Calzador-Rascador.

De entre todas las cosas bizarras que suele haber en casa de nuestras abuelas y demás parientes de edad hay una que siempre me llamó poderosamente la atención: el Calzador-Rascador (C-R).

Ejemplos de C-R en plan lujoso.

El Calzador-Rascador es un pedazo de ejemplo de hasta dónde es capaz de llegar el ingenio humano. Por el precio de una herramienta útil, se obtienen dos herramientas útiles. Las personas mayores, los vagos y los obesos agradecen no tener que agacharse para calzarse, mientras que los solitarios, los misántropos o los leprosos agradecen poder rascarse la espalda sin necesitar a nadie más al lado. ¿Qué más se puede pedir?. Yo tengo uno, regalo de mi suegra tras ver cómo alababa el suyo, y puedo asegurar que es una maravilla. Es más, le he encontrado un uso extra muy interesante: el bastón de mando. No os imagináis la sensación tan agradable que es pedirle algo a alguien con el C-R en la mano y si no obedece atizarle con la garra plástica del dispositivo. Lo más cerca que estaré jamás de ser emperador absolutista.

Vayan desde aquí mi reconocimiento y admiración para el inventor de este pináculo de la technología humana.

7 pensamientos en “Calzador-Rascador.

  1. Lo que inventa el hombre blanco…

    Estoy seguro que además de rascador, calzador y bastón de mando sirve para acercarse el mando de la tele cuando está justo un pelín demasiado lejos.

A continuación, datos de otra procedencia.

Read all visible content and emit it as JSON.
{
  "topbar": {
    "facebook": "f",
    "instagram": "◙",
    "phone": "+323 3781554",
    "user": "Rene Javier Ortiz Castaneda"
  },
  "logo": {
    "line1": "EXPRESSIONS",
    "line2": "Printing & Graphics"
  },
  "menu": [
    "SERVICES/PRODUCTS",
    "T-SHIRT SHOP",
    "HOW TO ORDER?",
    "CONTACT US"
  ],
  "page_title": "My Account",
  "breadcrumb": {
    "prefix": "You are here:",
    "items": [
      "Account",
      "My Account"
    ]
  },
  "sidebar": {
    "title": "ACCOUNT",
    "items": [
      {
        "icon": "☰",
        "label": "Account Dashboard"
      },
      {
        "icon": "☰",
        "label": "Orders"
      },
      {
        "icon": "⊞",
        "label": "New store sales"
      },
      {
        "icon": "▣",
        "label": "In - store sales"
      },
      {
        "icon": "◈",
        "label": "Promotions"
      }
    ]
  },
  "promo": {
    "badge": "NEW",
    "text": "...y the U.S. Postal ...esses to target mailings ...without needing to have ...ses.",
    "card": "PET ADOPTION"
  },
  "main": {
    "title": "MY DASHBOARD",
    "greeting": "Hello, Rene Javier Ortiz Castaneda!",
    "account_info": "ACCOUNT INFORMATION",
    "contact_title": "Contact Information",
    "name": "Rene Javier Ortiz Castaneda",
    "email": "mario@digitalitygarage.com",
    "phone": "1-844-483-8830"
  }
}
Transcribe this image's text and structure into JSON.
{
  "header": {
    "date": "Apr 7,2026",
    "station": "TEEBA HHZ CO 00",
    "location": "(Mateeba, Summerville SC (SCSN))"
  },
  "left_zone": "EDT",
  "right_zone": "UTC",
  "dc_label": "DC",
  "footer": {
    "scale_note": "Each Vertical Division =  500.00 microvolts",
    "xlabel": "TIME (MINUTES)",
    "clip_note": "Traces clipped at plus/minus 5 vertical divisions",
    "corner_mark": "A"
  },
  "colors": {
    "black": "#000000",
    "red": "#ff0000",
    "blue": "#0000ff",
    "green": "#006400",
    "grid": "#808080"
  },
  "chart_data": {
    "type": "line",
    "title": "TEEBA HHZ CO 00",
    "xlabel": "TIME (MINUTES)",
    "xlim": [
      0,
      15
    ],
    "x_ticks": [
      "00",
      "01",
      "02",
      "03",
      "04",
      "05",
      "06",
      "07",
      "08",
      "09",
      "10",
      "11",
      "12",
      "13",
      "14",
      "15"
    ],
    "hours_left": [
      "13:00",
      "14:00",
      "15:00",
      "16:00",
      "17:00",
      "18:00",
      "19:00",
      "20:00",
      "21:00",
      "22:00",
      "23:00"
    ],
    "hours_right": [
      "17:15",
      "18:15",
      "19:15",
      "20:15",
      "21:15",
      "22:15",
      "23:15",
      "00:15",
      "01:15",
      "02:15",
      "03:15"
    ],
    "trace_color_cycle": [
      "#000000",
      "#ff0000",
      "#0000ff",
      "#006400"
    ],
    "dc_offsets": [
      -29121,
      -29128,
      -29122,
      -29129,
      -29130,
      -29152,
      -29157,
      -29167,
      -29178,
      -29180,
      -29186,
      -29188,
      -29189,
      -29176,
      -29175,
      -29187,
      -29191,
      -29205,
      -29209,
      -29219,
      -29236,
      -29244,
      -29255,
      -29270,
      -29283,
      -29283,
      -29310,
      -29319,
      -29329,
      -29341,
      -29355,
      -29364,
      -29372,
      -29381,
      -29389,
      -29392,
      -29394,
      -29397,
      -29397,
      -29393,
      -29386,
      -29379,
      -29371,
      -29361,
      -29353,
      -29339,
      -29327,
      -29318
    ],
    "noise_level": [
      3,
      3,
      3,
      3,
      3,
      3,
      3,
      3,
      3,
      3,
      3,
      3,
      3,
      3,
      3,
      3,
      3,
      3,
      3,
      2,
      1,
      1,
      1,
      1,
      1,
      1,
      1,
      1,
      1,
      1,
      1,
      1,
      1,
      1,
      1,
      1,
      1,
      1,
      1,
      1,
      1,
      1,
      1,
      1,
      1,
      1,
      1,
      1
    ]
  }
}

  2. Gran invento que nunca puede faltar en tu cabaña alpina o casa de pueblo. Lo de su uso como bastón de mando no se me había ocurrido.

  3. Que héroe, no había visto uno en mi vida, yo me calzo solo y me rasco con el destornillador. Mandar no mando nada.

    Saludos

  4. El mejor uso que le veo a eso es el cetro. Pero hay cetros mucho más bonitos que uno que a la vez sea calzador y rascador. Supongo que hasta que llegue un momento en el que necesite un rascador o un calzador y encuentre la utilidad de poder usar el cetro.